Cinque storie tratte da “Legami familiari”
di Clarice Lispector (Feltrinelli Editore)
libero adattamento e regia Emanuela Giordano
con Lucrezia Lante della Rovere
Massimo De Lorenzi chitarra
Giovanna Famulari violoncello e voce
Rodolfo Lamorgese percussioni

 

Clarice Lispector, ucraina di nascita, brasiliana d’adozione, è considerata uno dei massimi autori brasiliani del Novecento.

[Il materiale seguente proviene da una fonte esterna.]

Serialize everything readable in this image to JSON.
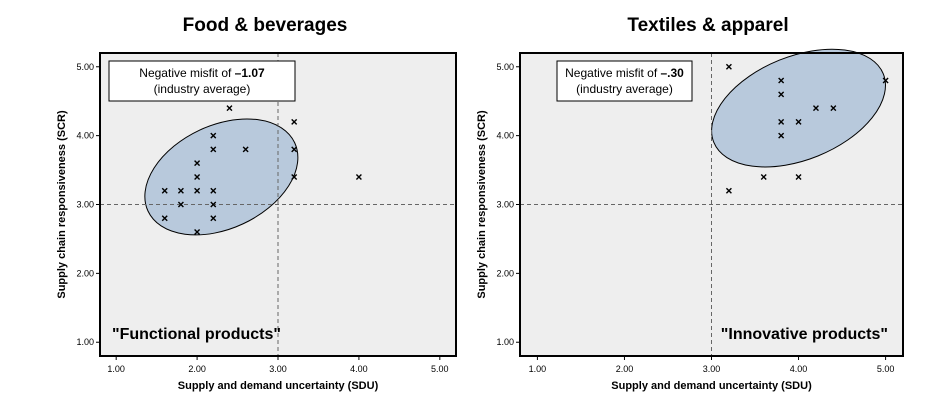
{
  "chart_data": [
    {
      "type": "scatter",
      "title": "Food & beverages",
      "xlabel": "Supply and demand uncertainty (SDU)",
      "ylabel": "Supply chain responsiveness (SCR)",
      "xlim": [
        0.8,
        5.2
      ],
      "ylim": [
        0.8,
        5.2
      ],
      "xticks": [
        "1.00",
        "2.00",
        "3.00",
        "4.00",
        "5.00"
      ],
      "yticks": [
        "1.00",
        "2.00",
        "3.00",
        "4.00",
        "5.00"
      ],
      "reference_lines": {
        "x": 3,
        "y": 3
      },
      "grid": false,
      "marker": "x",
      "points": [
        {
          "x": 1.6,
          "y": 3.2
        },
        {
          "x": 1.6,
          "y": 2.8
        },
        {
          "x": 1.8,
          "y": 3.2
        },
        {
          "x": 1.8,
          "y": 3.0
        },
        {
          "x": 2.0,
          "y": 3.6
        },
        {
          "x": 2.0,
          "y": 3.4
        },
        {
          "x": 2.0,
          "y": 3.2
        },
        {
          "x": 2.0,
          "y": 2.6
        },
        {
          "x": 2.2,
          "y": 4.0
        },
        {
          "x": 2.2,
          "y": 3.8
        },
        {
          "x": 2.2,
          "y": 3.2
        },
        {
          "x": 2.2,
          "y": 3.0
        },
        {
          "x": 2.2,
          "y": 2.8
        },
        {
          "x": 2.4,
          "y": 4.4
        },
        {
          "x": 2.6,
          "y": 3.8
        },
        {
          "x": 3.2,
          "y": 4.2
        },
        {
          "x": 3.2,
          "y": 3.8
        },
        {
          "x": 3.2,
          "y": 3.4
        },
        {
          "x": 4.0,
          "y": 3.4
        }
      ],
      "ellipse": {
        "cx": 2.3,
        "cy": 3.4,
        "rx": 1.0,
        "ry": 0.75,
        "rotation_deg": -25
      },
      "annotation": {
        "prefix": "Negative misfit of ",
        "value": "–1.07",
        "line2": "(industry average)"
      },
      "quadrant_label": "\"Functional products\""
    },
    {
      "type": "scatter",
      "title": "Textiles & apparel",
      "xlabel": "Supply and demand uncertainty (SDU)",
      "ylabel": "Supply chain responsiveness (SCR)",
      "xlim": [
        0.8,
        5.2
      ],
      "ylim": [
        0.8,
        5.2
      ],
      "xticks": [
        "1.00",
        "2.00",
        "3.00",
        "4.00",
        "5.00"
      ],
      "yticks": [
        "1.00",
        "2.00",
        "3.00",
        "4.00",
        "5.00"
      ],
      "reference_lines": {
        "x": 3,
        "y": 3
      },
      "grid": false,
      "marker": "x",
      "points": [
        {
          "x": 3.2,
          "y": 5.0
        },
        {
          "x": 3.2,
          "y": 3.2
        },
        {
          "x": 3.6,
          "y": 3.4
        },
        {
          "x": 3.8,
          "y": 4.8
        },
        {
          "x": 3.8,
          "y": 4.6
        },
        {
          "x": 3.8,
          "y": 4.2
        },
        {
          "x": 3.8,
          "y": 4.0
        },
        {
          "x": 4.0,
          "y": 4.2
        },
        {
          "x": 4.0,
          "y": 3.4
        },
        {
          "x": 4.2,
          "y": 4.4
        },
        {
          "x": 4.4,
          "y": 4.4
        },
        {
          "x": 5.0,
          "y": 4.8
        }
      ],
      "ellipse": {
        "cx": 4.0,
        "cy": 4.4,
        "rx": 1.05,
        "ry": 0.75,
        "rotation_deg": -22
      },
      "annotation": {
        "prefix": "Negative misfit of ",
        "value": "–.30",
        "line2": "(industry average)"
      },
      "quadrant_label": "\"Innovative products\""
    }
  ],
  "style": {
    "plot_bg": "#eeeeee",
    "ellipse_fill": "#b8c9dc",
    "ellipse_stroke": "#000000",
    "reference_line": "#666666"
  }
}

“Nel colloquio privilegiato con l’altra faccia del reale…i personaggi quotidiani di questa straordinaria scrittrice sono esseri angelici che hanno compiuto un miracolo del quale raccontano il banale e sovversivo segreto…dare senso all’insensato che ci circonda..“ Antonio Tabucchi Dove si nasconde l’Eterna meraviglia? Nel destino ignaro di una gallina, nel sorriso della donna
più piccola del mondo, nella preziosità dell’adolescenza, negli occhi pietosi e furenti di un’amante abbandonata, nella forza sovvertitrice della follia. Sono cinque sguardi che si moltiplicano in mille punti di vista, letti con un’ironia e un sentimento
che accorciano le distanze tra il dramma e la commedia. Spontaneo ricompare l’istinto di sorridere ma con le lacrime agli occhi. Clarice Lispector si fa gioco del buon senso e della logica. Inventa un’altra trama. Ho inevitabilmente messo in relazione i racconti di Clarice Lispector e un modo di percepire l’esistenza in cui “affondo” di più ogni giorno che passa. Ho usato la parola “ affondo” perché ha in se l’idea di lasciarsi andare e di fondere, di fondersi. Nessuno pretende di scavare negli abissi per riportare alla luce il tesoro della verità. Sarebbe troppo, davvero. La mia è più semplicemente la scoperta di una rinnovata disposizione all’ascolto, per registrare non la realtà dei fatti, ma l’incanto misterioso degli antefatti, dell’epifania dei sentimenti, una materia che come ricorda Clarice Lispector “ è ancora calda della nascita”. Da qui il desiderio di trarre dai racconti di questa straordinaria scrittrice brasiliana una partitura teatrale inedita per Lucrezia Lante della Rovere, un’attrice che possiede nel suo DNA un beffardo smarrimento e una sincera necessità di rinnovarsi, di crescere nello studio per arrivare ad emozionare, emozionandosi.